All the forms of auxiliary apparatus which we have invented for the improvement or intensification of our sensory functions are built on the same model as the sense organs themselves or portions of them: for instance, spectacles, photographic cameras, trumpets. .. these devices to aid our memory seem particularly imperfect, since our mental apparatus accomplishes precisely what they cannot: it has an unlimited receptive capacity for new perceptions and nevertheless lays down permanent – even though not unalterable – memory-traces of them.(“The ‘Mystic Writing-pad’” 430)
Foucault: “reprogramming popular memory, which existed but had no way of expressing itself. So people are shown not what they were, but what they must remember having been”
Bate’s main conclusion:
“As sites of memory, photographic images (whether digital or analogue) offer not a view on history but, as mnemonic devices, are perceptual phenomena upon which a historical representation may be constructed. Social memory is interfered with by photography precisely because of its affective and subjective status…in terms of history and memory, photographs demand analysis rather than hypnotic reverie’
My additional conclusions (as I agree broadly with Bate):
we have to think carefully about:
- why did the photographer frame this particular image? (photographer’s aims? aims of the commissioning agency? what preconceptions about history and society do each bring to this?)
- whose perspective does the image represent? what other perspectives are possible? is one more valid than others? by what criteria? who decides?
- how reliable are our understanding and reactions to photographs? how is this influenced by the techniques used by the photographer to guide our interpretation? by our own preconceptions, memories, recent experiences and current mood? does this matter? or do we accept multiple interpretations all of which we can learn from?
These questions could hold equally for any media. With photography, because they portray one specific slice in time, this slice has to be either very carefully thought through in its taking, selection and/or editing or one image has to be carefully contextualised in a narrative together with other photographs or media.
Sources for further consideration:
Barthes, Roland. Camera Lucida. New York: Hill, 1981.
———. La Chamber claire: note sur la photographie. Paris: Gallimard Seuil, 1980.
“Film and Popular Memory.” 1974. Reprinted in Michel Foucault, Foucault Live.

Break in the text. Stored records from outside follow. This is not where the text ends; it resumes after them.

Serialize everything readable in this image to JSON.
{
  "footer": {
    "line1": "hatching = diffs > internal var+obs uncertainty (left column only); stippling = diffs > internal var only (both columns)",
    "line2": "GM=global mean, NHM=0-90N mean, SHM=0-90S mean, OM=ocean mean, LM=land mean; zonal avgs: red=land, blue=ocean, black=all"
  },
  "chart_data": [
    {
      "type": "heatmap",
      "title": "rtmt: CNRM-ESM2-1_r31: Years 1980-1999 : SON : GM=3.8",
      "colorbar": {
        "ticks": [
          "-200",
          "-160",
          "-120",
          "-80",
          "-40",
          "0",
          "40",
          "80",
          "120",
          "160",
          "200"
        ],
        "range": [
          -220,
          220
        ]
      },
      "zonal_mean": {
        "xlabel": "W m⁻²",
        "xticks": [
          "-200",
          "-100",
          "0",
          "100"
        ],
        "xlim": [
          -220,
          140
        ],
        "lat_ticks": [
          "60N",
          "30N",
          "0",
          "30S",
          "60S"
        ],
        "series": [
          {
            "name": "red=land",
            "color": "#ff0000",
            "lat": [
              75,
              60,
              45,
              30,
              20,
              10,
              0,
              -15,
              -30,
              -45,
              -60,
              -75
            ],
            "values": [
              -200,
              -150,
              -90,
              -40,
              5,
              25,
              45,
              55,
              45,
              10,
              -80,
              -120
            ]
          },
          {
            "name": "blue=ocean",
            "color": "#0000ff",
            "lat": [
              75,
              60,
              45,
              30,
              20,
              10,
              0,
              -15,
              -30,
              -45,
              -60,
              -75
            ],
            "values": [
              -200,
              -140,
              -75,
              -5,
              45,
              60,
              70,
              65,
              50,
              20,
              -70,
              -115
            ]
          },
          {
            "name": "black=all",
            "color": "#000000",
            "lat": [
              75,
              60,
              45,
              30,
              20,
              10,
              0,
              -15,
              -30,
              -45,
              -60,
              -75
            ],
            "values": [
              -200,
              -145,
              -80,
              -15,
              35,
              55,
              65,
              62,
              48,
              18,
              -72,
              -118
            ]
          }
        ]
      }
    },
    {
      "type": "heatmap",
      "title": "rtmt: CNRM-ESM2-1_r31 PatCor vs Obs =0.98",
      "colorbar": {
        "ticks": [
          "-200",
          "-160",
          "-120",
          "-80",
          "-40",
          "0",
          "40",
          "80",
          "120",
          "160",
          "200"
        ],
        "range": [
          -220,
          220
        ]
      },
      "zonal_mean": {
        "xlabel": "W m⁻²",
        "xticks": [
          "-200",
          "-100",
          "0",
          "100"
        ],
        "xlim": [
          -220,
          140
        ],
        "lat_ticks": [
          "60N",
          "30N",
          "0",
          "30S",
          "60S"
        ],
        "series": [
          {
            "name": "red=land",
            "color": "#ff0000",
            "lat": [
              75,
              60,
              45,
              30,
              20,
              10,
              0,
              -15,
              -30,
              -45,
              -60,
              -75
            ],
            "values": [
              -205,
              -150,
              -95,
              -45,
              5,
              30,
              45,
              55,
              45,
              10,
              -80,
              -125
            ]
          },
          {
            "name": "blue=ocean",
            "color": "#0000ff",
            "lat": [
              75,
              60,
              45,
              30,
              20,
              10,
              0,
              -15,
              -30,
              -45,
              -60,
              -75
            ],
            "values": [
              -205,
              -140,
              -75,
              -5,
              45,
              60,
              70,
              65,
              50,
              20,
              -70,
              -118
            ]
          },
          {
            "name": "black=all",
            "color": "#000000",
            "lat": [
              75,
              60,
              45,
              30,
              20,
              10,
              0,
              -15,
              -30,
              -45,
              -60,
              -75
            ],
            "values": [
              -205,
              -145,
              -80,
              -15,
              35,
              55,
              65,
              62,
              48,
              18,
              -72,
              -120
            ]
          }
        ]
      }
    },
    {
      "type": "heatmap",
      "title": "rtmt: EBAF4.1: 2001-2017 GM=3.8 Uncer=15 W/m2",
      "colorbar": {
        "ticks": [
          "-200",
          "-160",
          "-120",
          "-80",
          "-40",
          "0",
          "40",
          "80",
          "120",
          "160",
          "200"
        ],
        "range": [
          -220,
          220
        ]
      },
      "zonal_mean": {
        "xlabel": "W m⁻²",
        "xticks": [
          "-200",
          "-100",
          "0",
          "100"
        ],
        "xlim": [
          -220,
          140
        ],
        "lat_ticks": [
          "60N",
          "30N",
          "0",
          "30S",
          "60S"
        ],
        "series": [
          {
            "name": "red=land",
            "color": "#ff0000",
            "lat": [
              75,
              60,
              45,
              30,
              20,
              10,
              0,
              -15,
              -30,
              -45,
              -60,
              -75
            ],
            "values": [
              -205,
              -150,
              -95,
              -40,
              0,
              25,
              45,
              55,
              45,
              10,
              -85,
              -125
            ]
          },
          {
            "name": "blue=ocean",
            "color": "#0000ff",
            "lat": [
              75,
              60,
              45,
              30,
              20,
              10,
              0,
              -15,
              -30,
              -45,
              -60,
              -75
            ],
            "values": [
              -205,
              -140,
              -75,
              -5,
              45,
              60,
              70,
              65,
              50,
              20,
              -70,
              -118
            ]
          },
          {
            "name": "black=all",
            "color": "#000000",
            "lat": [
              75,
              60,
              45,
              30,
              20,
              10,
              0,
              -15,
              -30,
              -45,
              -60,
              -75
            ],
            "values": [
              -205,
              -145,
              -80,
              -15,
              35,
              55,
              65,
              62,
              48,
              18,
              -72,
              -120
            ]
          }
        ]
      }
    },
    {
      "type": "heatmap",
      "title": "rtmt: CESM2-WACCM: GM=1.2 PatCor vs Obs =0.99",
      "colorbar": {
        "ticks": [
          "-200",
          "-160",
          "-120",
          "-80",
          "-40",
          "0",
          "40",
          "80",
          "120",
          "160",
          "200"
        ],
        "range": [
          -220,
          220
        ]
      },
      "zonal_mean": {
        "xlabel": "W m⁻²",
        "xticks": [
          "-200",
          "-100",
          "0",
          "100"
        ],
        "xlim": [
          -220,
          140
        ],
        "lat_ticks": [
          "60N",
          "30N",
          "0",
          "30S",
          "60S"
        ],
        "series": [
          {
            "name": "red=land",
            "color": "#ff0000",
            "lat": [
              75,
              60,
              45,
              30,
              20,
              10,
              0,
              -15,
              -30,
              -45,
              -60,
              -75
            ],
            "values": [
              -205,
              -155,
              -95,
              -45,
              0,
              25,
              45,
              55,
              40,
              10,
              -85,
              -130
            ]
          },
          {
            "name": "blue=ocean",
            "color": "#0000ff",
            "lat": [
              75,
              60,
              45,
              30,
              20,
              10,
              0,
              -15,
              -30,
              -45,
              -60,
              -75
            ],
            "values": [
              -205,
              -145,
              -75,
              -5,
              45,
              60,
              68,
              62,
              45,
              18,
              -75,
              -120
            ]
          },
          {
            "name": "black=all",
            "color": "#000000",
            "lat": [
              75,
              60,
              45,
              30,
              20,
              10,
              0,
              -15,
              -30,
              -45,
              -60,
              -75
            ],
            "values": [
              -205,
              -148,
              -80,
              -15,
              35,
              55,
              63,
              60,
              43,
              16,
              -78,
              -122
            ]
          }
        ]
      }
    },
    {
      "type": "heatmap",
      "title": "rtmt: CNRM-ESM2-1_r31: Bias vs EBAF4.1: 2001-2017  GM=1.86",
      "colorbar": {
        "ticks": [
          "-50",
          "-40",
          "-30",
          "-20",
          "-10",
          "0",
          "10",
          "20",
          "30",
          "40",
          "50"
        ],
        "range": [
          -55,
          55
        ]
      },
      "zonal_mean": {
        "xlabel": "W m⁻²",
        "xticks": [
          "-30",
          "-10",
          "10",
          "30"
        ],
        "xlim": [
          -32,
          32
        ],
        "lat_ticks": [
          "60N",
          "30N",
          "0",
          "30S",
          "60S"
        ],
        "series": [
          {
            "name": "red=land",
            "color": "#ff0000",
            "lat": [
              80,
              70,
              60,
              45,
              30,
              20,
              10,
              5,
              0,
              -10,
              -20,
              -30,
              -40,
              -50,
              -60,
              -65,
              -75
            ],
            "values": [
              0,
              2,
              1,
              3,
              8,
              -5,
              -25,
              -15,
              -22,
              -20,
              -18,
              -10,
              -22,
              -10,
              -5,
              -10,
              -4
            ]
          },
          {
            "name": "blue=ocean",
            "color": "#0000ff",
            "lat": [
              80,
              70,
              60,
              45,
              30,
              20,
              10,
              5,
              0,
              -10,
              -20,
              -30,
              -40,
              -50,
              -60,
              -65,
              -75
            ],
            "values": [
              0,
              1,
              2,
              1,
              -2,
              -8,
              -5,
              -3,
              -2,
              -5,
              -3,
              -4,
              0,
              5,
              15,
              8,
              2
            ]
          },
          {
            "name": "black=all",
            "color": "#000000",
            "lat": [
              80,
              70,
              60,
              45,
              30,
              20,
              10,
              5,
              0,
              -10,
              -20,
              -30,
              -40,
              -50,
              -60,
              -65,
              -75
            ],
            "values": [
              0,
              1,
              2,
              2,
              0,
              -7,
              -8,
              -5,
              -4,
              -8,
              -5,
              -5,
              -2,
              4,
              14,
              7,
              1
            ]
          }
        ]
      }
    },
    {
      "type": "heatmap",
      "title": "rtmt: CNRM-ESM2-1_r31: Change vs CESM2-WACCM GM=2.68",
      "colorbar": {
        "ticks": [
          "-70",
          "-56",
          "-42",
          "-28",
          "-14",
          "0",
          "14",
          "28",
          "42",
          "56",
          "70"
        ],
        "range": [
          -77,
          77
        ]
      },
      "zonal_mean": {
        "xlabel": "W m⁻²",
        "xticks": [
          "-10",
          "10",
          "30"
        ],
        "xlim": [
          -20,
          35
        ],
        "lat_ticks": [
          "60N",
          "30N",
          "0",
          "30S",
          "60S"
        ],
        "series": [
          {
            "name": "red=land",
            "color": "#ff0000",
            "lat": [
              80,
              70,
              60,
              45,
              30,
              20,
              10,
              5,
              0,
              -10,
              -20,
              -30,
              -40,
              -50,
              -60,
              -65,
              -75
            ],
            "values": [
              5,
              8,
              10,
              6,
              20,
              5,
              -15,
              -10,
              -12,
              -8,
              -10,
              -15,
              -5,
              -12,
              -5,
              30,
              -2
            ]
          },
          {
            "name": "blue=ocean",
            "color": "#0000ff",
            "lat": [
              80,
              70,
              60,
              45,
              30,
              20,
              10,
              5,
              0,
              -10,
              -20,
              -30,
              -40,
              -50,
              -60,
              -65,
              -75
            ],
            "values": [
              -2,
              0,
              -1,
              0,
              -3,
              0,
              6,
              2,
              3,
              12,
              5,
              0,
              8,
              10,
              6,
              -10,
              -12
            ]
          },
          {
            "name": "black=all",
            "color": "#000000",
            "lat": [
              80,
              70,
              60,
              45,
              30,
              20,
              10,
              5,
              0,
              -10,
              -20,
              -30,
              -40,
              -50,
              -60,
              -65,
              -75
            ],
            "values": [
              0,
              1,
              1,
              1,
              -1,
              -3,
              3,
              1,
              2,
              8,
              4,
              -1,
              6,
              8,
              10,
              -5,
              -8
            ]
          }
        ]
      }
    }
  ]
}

New York: Semiotext(e), 1989.
“Childhood Memories and Screen Memories.” 1901. The Psychopathology of Everyday Life. Harmondsworth: Penguin. 1980, 83–93.
“Civilization and its Discontents.” 1930. Civilization, Society and Religion. Pelican Freud, vol. 12. Harmondsworth: Penguin, 1989. 243–340.
“The ‘Mystic Writing-pad.’” 1925. On Metapsychology: The Theory of Psychoanalysis. Pelican Freud, vol. 11. Harmondsworth: Penguin, 1984. 427–433.
Whitehead, Anne. Memory. Oxford: Routledge, 2009.
Yates, Frances A. The Art of Memory. London: Pimlico, 2001.